Meatless Mondays  |  Posted 05.18.15

Portobello, Broccoli, and Red Pepper Melts

Portobello, Broccoli, and Red Pepper Melts

The broiler works double time for these knife-and-fork sandwiches, caramelizing the veggies, then melting the Gouda.They make a great lunch or light dinner but also works really well as an appetizer. Just chop the toppings into smaller pieces, and serve on baguette slices or small pita quarters.

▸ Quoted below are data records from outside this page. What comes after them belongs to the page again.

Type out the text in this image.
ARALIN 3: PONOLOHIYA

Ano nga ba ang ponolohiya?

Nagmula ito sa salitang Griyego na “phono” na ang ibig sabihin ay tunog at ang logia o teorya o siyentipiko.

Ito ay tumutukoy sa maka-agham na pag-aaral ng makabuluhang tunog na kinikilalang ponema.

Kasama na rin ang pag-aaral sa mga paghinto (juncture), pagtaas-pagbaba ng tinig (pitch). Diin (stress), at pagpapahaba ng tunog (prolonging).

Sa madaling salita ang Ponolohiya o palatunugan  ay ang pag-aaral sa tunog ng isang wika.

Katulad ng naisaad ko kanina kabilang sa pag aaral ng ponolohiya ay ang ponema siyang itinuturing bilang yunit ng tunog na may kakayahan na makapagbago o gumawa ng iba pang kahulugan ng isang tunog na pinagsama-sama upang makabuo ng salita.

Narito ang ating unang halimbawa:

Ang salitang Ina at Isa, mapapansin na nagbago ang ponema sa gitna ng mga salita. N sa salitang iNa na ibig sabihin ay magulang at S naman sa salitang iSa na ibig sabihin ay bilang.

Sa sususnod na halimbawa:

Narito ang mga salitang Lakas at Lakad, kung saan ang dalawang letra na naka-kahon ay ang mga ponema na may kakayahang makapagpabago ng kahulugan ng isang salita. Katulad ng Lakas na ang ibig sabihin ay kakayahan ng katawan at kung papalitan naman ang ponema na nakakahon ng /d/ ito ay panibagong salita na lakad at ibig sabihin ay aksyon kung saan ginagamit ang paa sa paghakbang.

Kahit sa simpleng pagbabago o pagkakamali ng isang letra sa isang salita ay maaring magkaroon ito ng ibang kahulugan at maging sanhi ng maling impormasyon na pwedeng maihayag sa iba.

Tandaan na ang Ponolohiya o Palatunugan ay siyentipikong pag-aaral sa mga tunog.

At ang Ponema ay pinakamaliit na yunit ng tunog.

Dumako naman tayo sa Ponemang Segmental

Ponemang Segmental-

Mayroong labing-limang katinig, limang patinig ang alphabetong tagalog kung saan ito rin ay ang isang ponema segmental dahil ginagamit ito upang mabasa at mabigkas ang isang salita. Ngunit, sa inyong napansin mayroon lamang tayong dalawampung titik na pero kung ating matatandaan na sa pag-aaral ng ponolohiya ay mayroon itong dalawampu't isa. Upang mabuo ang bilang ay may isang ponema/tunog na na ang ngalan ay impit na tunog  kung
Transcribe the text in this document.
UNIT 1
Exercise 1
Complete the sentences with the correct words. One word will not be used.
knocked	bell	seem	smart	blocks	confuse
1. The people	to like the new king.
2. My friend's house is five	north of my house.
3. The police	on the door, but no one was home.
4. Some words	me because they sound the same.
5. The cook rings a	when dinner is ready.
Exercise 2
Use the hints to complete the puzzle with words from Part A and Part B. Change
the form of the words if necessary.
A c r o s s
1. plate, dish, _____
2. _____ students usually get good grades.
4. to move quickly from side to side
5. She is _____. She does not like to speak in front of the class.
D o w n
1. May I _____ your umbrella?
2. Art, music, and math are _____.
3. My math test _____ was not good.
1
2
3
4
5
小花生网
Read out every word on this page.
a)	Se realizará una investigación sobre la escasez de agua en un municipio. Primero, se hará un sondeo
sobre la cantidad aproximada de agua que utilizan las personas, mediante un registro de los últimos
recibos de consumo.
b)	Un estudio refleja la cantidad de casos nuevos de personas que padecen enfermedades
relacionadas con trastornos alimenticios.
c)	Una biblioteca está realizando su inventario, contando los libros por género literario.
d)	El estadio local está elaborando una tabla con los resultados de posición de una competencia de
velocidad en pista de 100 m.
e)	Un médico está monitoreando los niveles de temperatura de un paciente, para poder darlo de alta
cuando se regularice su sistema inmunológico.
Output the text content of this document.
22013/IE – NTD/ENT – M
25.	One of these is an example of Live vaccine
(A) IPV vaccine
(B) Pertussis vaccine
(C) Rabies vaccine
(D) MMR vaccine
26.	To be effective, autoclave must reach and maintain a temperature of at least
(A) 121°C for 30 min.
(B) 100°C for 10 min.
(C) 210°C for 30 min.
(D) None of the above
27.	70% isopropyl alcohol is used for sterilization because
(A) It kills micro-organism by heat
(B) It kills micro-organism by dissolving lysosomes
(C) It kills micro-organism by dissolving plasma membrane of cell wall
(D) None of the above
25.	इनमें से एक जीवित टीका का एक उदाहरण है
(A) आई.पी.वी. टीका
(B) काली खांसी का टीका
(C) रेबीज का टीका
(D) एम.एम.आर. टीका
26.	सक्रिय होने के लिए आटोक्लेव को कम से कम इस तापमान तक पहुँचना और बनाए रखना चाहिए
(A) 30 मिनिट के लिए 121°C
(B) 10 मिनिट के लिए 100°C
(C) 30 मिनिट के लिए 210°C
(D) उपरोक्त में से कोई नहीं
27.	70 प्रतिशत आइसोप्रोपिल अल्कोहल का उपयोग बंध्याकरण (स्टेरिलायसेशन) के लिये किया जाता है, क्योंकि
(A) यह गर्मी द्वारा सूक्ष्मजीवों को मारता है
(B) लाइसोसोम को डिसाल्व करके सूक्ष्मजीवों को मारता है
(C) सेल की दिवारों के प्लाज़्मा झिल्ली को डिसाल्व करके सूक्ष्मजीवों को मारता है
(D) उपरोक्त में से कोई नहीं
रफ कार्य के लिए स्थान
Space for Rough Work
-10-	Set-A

Serves: 4   Total Time: 30 mins

Ingredients

  • 1 small Head of Broccoli, cut into small florets
  • 1 Tbsp Olive Oil
  • Coarse Salt and Ground Pepper
  • 4 Portobello Mushrooms (stems removed) sliced 1/2 inch thick
  • 2 Red Bell Peppers (ribs and seeds removed) sliced 1/2 inch thick
  • 1/4 cup Light Mayonnaise
  • 1 small Garlic Clove, crushed through a press
  • 4 Thick Slices of Country Bread
  • 4 ounces Gouda Cheese, thinly sliced

Instructions

  1. Heat broiler, with rack set 4 inches from heat. On a rimmed baking sheet lined with aluminum foil, toss broccoli with oil; season with salt and pepper. Broil, tossing once or twice, until broccoli begins to char, 4 to 6 minutes.
  2. Add mushrooms and bell peppers to sheet; season with salt and pepper, and toss to combine. Broil, tossing once or twice, until vegetables are tender, 8 to 10 minutes more; set aside.
  3. Meanwhile, in a small bowl, combine mayonnaise and garlic; season with salt and pepper. Place bread on a work surface. Dividing evenly, spread with mayonnaise mixture, and top with vegetables, then cheese. Place on baking sheet, and broil until cheese is melted and lightly browned, 2 to 4 minutes.